Amherst residents vow to step up efforts to block development of one of the last remaining wetlands in the southeast part of the town, a spokesman said Tuesday.
Ann Suchyna, president of Amherst Families for Smart Development, said the group will appeal to federal environmental officials to prevent a planned office building development at 2190 and 2220 Wehrle Drive.
Residents met Monday night after the Town Board voted, 4-3, to seek a waiver from regional Environmental Protection Agency officials for the wetlands development.
"This is not the end of it. . . . We're going to be contacting the EPA and expressing our concerns about what happened last night, and we will be forwarding more information to support our position," Suchyna said.
"This is the only remaining (wetland), and the Town Board doesn't care. It's passing the buck on to the EPA. That's the perception of the residents," she said.
Suchyna also says area residents are aware that Town Board members are up for re-election this year, adding, "We will remember."
At issue is a 1983 contract between the EPA and the town that led to installation of the Youngs Road sewer line. In order to obtain $5 million in federal funding for the sewer, town officials agreed to a 50-year moratorium that prevents developers of wetlands in the area from tapping into the sewer pipe.
However, critics say town officials have been lax in enforcing the moratorium, allowing several builders to develop the wetlands without seeking tap-in waivers from the EPA.
For several years, Buffalo developer Niskayuna Square has been seeking permission to develop office buildings on the Wehrle Drive property, according to Wayne Eisenbaum, president of the company.

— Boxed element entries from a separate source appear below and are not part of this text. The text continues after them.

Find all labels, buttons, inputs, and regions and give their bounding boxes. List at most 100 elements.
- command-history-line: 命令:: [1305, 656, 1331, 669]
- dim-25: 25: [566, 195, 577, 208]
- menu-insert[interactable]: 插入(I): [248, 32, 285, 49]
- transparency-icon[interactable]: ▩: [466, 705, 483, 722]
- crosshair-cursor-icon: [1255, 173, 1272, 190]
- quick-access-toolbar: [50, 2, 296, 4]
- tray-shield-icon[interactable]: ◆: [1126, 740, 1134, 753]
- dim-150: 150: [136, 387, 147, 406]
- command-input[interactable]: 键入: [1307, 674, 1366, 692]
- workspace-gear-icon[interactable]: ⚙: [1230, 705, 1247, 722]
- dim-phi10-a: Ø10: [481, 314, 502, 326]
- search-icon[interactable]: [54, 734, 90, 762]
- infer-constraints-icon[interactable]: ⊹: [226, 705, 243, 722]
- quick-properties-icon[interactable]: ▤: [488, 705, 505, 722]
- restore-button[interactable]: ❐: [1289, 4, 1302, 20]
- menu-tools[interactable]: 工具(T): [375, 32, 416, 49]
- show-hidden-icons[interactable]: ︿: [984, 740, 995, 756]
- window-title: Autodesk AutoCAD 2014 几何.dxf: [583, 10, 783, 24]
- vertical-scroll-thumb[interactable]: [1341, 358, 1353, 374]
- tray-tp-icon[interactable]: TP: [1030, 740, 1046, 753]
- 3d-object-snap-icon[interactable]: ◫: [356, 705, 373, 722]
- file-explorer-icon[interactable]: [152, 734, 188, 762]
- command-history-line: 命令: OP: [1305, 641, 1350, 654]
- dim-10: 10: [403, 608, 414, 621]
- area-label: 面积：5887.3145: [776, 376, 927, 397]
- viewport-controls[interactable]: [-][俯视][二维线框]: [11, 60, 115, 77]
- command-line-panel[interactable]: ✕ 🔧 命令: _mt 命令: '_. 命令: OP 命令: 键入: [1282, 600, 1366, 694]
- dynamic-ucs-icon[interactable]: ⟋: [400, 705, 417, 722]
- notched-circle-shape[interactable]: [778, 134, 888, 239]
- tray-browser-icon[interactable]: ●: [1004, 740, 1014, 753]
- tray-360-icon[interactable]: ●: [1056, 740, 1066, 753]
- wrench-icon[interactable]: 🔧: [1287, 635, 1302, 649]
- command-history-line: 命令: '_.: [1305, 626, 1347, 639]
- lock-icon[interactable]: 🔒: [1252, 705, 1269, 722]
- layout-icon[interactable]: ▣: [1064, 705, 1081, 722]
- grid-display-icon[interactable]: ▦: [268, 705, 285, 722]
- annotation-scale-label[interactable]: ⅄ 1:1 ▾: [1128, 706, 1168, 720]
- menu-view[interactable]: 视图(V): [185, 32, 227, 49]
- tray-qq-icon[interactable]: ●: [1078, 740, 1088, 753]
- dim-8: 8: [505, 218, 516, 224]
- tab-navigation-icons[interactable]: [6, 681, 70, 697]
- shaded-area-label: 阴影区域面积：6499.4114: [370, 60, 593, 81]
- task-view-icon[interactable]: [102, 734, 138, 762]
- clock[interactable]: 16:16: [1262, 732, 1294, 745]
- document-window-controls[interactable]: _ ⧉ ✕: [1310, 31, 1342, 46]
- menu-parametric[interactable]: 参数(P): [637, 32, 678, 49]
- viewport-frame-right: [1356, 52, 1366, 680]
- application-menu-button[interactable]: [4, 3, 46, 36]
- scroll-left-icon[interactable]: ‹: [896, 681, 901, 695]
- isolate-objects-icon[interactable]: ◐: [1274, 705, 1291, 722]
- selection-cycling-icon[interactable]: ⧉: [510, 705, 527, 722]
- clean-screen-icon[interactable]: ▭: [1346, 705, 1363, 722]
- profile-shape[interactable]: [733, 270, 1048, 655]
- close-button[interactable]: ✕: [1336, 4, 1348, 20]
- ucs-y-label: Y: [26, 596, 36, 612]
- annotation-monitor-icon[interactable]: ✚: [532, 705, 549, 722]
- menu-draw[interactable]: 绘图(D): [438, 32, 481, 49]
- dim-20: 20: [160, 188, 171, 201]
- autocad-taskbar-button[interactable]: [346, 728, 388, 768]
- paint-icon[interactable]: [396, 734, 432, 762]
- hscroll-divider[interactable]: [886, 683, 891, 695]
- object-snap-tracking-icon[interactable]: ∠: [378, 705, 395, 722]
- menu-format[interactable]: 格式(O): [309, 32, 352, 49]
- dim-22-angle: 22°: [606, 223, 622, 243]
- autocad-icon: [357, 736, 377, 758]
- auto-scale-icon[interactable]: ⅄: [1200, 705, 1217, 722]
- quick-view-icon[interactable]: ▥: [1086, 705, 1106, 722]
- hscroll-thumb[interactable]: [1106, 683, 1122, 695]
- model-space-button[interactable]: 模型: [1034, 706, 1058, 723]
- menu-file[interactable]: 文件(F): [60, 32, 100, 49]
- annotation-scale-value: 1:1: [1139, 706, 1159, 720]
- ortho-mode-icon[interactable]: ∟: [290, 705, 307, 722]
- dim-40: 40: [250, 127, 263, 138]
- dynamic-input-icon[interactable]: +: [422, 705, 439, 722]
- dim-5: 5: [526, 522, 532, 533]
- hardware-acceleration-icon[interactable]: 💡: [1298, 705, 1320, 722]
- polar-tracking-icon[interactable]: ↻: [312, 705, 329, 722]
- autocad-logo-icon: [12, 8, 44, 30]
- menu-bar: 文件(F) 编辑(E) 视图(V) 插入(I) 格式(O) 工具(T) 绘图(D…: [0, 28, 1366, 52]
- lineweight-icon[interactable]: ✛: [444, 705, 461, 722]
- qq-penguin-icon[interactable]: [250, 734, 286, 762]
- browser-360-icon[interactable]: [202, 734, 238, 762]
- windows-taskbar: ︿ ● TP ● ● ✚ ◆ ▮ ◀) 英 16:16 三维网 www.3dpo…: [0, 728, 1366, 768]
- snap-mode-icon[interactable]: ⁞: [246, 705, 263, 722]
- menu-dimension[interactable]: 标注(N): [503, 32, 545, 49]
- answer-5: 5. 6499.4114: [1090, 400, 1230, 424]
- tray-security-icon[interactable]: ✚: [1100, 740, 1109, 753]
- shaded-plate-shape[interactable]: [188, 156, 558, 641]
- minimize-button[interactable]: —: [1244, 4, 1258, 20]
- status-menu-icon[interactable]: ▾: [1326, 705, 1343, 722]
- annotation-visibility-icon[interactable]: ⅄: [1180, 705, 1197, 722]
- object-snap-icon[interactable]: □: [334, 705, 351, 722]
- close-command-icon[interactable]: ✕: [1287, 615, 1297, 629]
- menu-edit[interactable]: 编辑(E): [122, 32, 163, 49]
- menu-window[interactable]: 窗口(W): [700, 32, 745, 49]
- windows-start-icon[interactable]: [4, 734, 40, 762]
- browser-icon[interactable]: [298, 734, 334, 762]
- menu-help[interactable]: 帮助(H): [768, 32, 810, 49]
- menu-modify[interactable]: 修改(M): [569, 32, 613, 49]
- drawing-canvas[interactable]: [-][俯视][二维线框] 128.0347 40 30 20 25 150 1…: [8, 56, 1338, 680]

"We're very happy. This is another step in the process," Eisenbaum said following the board's vote.
Board Member Bob Brewer, who offered the motion calling upon the town to ask for the EPA waiver, said he and other board members were not qualified to judge the complicated issues involved in the wetlands development plan.
Also voting for the waiver were board members Michael G. McGuire, Richard A. Wojtowicz and Jane S. Woodward.
However, Suchyna and other residents, who discovered the moratorium in town records argue that Amherst should refuse to seek a waiver allowing development in the only remaining wetlands.
"Basically they're asking for a waiver for the last wetland to be destroyed so that all of the original 44 acres of wetlands that were protected under the EPA contract will be gone," Suchyna said.
"I guess we can put 'protected' in quotes, because (town officials) didn't do a good job," she added.